Once done, save it in www/_posts/ with the date and title in the name of the file, like so: 2013-04-21-lynns-awesome-resource.md. The title portion of the filename, lynns-awesome-resource, will end up being the URL of the post, e.g. pyladies.com/blog/lynns-awesome-resource.

Developing the Main Website

Is there some CSS inconsistency that’s bugging you? Is the site missing some accessibility? Want to add a new page or content? Cool! Here’s how to get started.

Note

When changing the website or adding content - beyond adding your location information - it is a good idea to email the organizers list to ask for others’ feedback on your ideas, either before you start developing, or when you make the pull request.

Current Layout

The website lives in the pyladies/pyladies, as well as many locations’ websites, where www is the main website, and the other directories map to subdomains, more or less.

The website consists of just static HTML, CSS, and some client-side JavaScript. We use mynt to convert Markdown files into HTML files (using Jinja2 templates).

The general layout for the www directory:

.
├── _assets        # JavaScript, images/logos, fonts, and CSS stuff goes here
├── _posts         # these are the blog posts written in markdown
├── _templates     # these are the base templates that other things use.
├── about/         # any directory maps to a URL path, e.g. www.pyladies.com/about,
├── archives/      #     and contains its HTML Jinja template
├── blog/
├── CodeOfConduct/
├── config.yml     # configuration for the overall site
├── feed.xml       # RSS feed that is automatically generated
├── index.html     # HTML Jinja template for the main page, www.pyladies.com
├── locations/
├── resources/
└── sponsor/

When you first run mynt (detailed below), it will also create a _site directory, where the complete site will be living. This _site directory is not committed within the repository.

Note

The HTML files here are just templates. You must first run mynt gen -f _site (detailed below) to generate the HTML to see what will be on the website.

Using mynt

mynt is a simple static site generator written in Python.

When you’ve added or edited content in any way, you can check out your changes by running the website locally. To do so:

  1. Set up your machine following the Setup your Machine instructions.

  2. With the activated virtualenv, make sure you’re in the www directory, then run:

    (env) $ mynt gen -f _site
    (env) $ mynt serve _site
    
  3. Copy the IP address provided once mynt has completed building the site. (It will say something like >> Serving at 127.0.0.1:8080), then paste the IP address into the URL bar of a browser window and load it to view the site.

  4. To view any changes you make to the site code, type ctrl``+``c in the terminal to stop the local server, then run the two mynt commands from Step 2 again and refresh the browser window.

Note

If you wish to run the mynt server (aka mynt serve _site) on a different port, use the -p option: mynt serve _site -p 5050.

The mynt gen -f _site “compiles” the Markdown files into the Jinja2 template files (and does some other linking magic for CSS, JavaScript, images, fonts, etc) and spits out the output into the _site directory. This is actually what gets deployed (but is not committed to the repo!).

The mynt serve _site command runs a simple HTTP server for you to view local changes.

Note

TIP! If you are having to stop the server, make your changes, run the two mynt commands many times, try the following:

  1. Have two terminal windows/spaces open.
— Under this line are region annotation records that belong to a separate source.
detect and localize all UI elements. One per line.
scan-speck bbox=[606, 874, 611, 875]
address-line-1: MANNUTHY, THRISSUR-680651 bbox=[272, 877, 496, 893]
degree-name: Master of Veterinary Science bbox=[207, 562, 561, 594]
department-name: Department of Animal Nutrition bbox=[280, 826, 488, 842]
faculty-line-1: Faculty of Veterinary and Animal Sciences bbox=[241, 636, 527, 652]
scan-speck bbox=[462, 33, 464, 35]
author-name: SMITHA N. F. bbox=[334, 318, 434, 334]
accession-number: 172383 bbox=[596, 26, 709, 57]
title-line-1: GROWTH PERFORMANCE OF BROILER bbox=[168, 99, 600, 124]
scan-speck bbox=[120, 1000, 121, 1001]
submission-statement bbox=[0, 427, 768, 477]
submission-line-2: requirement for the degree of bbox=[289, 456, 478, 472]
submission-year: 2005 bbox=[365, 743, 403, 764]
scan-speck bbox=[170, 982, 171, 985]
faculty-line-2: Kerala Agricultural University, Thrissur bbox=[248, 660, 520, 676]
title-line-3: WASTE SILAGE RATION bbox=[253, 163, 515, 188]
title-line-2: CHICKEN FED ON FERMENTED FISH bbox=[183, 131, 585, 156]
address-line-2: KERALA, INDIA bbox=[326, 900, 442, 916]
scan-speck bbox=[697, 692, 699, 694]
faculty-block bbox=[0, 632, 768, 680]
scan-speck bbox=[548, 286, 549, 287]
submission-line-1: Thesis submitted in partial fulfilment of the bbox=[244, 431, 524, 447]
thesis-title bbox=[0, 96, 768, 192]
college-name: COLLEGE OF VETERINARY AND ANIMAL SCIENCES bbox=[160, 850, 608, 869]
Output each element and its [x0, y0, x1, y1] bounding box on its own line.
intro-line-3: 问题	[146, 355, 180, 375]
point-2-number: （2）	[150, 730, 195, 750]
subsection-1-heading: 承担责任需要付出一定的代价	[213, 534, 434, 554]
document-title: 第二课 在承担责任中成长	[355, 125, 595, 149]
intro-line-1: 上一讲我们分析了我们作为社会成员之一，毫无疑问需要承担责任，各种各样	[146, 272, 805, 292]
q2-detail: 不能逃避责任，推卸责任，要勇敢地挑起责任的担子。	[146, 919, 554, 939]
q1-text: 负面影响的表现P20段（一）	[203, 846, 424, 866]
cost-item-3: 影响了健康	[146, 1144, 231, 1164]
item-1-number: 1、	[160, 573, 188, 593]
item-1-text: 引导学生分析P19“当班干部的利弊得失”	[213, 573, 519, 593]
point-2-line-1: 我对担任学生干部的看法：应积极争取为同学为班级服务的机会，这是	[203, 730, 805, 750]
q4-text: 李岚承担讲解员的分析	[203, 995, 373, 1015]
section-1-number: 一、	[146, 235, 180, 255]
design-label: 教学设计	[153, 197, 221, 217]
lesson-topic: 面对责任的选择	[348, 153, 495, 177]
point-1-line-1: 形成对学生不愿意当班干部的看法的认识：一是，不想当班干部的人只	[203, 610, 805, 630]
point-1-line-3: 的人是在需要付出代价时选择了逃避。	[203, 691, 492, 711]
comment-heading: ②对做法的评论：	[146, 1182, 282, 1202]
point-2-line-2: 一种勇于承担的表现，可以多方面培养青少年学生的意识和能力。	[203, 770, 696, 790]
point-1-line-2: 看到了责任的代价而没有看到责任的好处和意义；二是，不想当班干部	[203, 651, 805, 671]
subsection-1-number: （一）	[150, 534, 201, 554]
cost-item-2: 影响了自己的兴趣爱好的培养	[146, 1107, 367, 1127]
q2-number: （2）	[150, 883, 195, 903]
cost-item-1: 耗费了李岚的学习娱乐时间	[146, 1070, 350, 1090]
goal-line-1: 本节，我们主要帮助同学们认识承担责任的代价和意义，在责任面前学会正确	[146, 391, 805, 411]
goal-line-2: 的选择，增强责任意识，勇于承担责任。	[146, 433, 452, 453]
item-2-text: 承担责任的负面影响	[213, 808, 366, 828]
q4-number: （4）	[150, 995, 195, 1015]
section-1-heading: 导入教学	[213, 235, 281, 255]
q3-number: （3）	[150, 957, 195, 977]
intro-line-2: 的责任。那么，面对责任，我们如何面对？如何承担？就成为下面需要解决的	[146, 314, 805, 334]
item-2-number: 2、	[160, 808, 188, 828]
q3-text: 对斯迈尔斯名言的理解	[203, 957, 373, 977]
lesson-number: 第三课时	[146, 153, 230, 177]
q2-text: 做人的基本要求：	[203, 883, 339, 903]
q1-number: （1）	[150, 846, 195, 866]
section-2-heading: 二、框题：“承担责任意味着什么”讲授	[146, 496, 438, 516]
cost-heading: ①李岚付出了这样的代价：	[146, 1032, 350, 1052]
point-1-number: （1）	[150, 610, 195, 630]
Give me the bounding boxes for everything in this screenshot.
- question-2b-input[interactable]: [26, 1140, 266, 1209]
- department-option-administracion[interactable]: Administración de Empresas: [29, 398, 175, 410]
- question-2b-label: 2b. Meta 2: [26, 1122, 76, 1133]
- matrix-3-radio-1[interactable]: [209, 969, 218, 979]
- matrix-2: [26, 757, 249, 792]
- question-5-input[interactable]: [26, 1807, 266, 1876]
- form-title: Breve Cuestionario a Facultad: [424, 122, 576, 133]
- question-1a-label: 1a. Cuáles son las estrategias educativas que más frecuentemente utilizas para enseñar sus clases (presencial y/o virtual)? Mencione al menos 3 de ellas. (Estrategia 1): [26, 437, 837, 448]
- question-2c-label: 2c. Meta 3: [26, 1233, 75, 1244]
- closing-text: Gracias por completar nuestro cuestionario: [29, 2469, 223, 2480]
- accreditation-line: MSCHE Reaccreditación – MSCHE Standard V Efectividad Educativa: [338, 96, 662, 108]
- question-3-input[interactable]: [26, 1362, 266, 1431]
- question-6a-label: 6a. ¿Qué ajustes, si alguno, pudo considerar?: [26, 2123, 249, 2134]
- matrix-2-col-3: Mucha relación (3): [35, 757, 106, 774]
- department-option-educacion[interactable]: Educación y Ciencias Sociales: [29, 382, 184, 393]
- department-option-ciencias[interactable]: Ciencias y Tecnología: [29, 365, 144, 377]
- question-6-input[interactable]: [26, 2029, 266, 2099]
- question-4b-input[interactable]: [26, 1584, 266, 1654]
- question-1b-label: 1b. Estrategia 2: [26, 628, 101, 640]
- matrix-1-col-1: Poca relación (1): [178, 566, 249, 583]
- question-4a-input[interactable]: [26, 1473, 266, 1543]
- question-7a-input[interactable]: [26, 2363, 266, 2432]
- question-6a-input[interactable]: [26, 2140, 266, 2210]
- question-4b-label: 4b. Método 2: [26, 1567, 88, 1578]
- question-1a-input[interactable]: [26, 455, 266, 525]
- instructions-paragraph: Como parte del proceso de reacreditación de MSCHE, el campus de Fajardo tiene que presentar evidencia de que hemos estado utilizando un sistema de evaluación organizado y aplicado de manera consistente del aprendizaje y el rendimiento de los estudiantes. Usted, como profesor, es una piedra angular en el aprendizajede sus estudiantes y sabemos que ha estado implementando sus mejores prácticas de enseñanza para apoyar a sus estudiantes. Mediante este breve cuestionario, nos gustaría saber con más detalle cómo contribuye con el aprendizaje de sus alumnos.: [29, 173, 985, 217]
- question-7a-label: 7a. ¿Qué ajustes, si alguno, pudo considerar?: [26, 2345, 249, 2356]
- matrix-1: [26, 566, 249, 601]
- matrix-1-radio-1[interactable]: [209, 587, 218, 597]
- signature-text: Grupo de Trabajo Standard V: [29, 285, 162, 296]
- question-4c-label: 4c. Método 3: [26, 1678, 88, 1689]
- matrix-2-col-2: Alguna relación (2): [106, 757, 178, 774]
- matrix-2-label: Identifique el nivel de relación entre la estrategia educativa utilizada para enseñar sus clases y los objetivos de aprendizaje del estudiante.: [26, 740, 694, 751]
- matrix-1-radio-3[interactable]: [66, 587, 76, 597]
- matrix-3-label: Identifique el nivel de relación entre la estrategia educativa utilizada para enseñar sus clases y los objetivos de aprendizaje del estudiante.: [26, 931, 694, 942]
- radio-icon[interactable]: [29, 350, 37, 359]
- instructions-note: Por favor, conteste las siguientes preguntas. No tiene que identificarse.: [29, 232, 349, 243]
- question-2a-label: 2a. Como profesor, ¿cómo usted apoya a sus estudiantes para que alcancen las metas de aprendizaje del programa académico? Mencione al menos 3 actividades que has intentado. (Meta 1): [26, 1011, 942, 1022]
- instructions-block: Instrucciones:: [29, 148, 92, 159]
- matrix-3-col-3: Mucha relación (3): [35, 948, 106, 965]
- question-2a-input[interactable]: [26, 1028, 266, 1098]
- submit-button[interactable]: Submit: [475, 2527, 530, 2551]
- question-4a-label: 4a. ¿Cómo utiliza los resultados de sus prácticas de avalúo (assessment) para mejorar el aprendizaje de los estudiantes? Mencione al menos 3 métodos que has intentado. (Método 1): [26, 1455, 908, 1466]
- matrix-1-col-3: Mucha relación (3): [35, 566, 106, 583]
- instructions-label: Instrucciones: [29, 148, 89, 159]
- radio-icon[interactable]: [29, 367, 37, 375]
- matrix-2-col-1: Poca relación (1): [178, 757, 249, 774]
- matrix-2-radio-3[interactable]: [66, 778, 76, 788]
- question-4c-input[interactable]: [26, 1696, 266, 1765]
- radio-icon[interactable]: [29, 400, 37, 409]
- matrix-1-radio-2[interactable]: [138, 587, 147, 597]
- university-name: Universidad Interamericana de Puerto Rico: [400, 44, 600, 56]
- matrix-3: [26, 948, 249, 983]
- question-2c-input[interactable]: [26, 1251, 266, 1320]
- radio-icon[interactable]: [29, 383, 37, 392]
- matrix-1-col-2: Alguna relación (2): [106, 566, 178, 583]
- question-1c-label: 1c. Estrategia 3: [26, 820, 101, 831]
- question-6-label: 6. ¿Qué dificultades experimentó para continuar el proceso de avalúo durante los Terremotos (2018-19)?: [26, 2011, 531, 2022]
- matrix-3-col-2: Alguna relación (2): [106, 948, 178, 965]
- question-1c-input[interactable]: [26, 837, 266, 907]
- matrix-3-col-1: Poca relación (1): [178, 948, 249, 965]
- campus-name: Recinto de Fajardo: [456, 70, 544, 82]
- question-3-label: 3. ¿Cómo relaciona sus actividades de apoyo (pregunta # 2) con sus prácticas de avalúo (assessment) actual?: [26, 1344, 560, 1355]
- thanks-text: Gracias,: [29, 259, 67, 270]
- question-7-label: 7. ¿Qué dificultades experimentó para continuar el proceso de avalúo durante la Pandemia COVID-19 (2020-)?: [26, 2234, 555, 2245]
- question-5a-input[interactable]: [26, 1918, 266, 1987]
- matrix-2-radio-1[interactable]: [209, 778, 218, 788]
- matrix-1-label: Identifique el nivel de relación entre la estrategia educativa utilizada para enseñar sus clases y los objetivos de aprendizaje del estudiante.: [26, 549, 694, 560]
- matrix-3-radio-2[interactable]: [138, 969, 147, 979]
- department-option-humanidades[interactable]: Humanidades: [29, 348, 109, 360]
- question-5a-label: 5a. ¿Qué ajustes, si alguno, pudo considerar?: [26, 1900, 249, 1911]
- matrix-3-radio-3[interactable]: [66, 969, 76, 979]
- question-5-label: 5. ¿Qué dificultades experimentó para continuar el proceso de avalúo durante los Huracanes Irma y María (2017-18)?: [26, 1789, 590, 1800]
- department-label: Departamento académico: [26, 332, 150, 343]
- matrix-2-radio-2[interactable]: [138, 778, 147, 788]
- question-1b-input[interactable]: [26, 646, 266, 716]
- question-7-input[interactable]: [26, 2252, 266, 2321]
  2. In one terminal window/space:

    1. Move to the www directory, and then run mynt gen -f _site (with your activated virtualenv) just once.
    2. Then run mynt watch -f _site - mynt will then watch for any changes saved to the file and re-run mynt gen -f _site for you.
  3. In the other terminal window/space:

    1. Move into the www/_site directory.
    2. If running Python 2.x, run python -m SimpleHTTPServer 8080 (or whatever port you’d like)
    3. If running Python 3.x - to be honest, not sure if mynt supports running on Python 3, but if it does - run python -m http.server 8080
  4. Now whatever changes you make & save, you’ll just have to refresh your browser.